The May meeting of Health TechNet was held on Friday, May 17 from noon to 2 pm at Nelson Mullins’ offices in Washington, D.C. The feature topic was the uses of data analytics for predicting and tracking patient conditions and diseases, and the challenges of implementing them in clinical settings. Two speakers presented information from their current research and work in this arena: Farouk Alemi, Ph.D., a Professor of Health Administration and Policy at George Mason University, and John Koenig, a principal data scientist at a healthcare analytics startup. We also had a thorough discussion of this topic from a number of our members who are involved in these issues.
Dr. Alemi described the use of predictive models for screening patients based on his research. This included screening for suicide, hospice use, diabetes, opioid abuse, substance use, anemia and other topics. He also talked about difficulties he faces in implementing these tools in clinical settings despite their effectiveness.
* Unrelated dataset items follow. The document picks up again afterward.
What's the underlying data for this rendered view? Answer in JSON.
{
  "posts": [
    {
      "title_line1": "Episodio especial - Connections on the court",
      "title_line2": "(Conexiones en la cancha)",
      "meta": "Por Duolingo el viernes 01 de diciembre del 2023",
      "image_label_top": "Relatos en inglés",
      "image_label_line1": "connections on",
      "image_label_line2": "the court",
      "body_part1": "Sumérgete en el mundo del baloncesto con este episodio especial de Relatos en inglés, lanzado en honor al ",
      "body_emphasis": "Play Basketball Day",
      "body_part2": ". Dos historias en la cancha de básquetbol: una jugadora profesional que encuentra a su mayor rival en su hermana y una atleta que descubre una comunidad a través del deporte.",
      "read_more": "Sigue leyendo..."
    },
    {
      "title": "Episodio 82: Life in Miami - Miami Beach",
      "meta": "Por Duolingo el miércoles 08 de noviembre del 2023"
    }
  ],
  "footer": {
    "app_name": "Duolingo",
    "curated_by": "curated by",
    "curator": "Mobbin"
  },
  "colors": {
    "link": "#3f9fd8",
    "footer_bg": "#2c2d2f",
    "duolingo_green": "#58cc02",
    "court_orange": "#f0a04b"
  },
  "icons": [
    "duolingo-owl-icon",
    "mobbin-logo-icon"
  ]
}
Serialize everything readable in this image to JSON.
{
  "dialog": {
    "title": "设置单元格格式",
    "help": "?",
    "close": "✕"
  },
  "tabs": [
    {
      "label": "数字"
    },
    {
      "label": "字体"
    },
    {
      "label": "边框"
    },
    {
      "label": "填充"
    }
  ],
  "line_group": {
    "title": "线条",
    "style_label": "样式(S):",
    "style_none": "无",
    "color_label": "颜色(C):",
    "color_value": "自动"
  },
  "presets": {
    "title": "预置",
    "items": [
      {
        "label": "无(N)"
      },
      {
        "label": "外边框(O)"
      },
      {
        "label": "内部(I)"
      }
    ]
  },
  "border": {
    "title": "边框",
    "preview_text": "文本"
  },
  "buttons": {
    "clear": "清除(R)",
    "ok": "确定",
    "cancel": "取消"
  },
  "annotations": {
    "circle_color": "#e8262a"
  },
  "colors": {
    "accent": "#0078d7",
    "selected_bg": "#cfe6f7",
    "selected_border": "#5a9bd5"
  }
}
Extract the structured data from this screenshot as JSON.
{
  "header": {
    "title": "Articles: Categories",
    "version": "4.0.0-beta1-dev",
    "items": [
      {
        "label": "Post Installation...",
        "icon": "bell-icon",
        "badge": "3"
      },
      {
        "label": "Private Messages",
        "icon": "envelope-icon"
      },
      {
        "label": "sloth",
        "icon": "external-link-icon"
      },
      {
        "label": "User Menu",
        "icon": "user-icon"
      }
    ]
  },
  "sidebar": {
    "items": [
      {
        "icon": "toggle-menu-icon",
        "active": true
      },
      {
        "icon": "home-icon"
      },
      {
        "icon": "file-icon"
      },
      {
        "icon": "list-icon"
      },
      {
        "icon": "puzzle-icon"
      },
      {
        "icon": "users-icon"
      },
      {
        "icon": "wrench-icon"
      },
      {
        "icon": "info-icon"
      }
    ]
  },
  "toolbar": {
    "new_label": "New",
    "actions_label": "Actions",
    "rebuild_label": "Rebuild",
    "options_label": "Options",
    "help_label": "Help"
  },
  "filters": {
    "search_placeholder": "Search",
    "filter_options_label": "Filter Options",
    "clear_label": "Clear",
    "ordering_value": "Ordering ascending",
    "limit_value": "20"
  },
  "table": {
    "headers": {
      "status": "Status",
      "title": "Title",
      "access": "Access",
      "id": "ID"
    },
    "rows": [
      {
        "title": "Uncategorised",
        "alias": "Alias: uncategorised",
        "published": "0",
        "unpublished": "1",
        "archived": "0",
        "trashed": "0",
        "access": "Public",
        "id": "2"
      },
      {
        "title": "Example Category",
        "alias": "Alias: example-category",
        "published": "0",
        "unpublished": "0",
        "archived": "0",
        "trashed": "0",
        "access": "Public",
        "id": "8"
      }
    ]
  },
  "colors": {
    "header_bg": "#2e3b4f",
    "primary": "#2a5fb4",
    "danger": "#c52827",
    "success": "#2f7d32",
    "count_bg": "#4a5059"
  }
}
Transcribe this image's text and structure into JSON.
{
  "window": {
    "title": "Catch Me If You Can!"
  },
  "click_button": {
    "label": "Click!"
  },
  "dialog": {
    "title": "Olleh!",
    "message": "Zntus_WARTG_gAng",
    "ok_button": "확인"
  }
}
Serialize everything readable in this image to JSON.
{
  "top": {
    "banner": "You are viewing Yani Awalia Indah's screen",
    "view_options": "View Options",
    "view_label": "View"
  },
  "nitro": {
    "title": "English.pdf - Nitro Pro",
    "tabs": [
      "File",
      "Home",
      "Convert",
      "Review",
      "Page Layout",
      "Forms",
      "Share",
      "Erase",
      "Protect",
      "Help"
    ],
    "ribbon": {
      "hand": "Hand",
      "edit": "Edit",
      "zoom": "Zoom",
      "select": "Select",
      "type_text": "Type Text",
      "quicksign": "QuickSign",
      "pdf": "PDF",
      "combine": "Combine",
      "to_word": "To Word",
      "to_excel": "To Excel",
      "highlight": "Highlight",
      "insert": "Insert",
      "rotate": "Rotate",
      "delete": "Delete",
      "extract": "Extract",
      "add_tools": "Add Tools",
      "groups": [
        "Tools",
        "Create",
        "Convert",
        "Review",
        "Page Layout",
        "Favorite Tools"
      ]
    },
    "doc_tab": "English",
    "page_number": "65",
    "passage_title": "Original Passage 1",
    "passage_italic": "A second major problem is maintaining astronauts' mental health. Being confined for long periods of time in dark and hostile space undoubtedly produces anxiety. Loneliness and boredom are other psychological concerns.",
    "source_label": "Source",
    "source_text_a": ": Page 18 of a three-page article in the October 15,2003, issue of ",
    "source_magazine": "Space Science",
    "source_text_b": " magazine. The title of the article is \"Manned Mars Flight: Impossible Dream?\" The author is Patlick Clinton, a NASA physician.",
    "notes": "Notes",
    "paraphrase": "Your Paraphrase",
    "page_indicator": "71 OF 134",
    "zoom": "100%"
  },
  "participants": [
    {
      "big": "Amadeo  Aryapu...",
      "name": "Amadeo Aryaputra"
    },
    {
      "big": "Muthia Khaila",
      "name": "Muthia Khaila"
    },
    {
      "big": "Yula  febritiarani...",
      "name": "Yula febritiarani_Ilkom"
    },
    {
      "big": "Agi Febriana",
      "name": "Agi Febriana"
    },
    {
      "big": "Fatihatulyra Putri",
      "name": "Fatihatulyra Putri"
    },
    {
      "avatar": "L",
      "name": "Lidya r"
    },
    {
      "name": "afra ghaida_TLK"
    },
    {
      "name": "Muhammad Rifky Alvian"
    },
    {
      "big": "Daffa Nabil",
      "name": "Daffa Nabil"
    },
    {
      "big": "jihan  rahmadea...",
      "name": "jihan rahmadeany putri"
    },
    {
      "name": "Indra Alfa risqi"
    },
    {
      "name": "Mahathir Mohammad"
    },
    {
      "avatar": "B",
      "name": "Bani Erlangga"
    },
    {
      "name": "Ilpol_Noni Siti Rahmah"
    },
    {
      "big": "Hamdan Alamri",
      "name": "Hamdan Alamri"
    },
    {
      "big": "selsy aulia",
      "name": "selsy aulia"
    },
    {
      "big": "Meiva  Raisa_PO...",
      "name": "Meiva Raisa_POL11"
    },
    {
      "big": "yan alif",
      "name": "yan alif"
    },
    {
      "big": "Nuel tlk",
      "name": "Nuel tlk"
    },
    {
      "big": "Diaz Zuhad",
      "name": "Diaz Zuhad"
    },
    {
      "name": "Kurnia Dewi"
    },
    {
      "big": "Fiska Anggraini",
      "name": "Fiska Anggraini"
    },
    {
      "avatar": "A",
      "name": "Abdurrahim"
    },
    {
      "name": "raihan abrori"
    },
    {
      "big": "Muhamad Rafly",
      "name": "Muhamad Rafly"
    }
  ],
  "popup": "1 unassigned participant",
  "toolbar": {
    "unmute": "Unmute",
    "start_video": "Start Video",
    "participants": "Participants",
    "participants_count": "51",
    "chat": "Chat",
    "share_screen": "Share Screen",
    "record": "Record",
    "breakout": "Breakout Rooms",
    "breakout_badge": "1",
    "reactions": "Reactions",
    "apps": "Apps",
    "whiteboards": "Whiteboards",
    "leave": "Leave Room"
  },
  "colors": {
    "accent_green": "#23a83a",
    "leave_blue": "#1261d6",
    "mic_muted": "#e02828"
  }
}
Clinicians are frustrated by false alarms and stricken with alert fatigue. Patients are not well informed or involved. Insurance companies have not determined whether EHR-based automated screening is reimbursable. As a consequence, implementation of predictive models in clinics is lagging. Predictive medicine remains more of a promise than a reality despite accurate methods of screening patients.
John Koenig provided a review of data visualization techniques which can be used to understand patterns in healthcare data in clinical and non-clinical settings. He also answered questions about data visualization for healthcare data projects.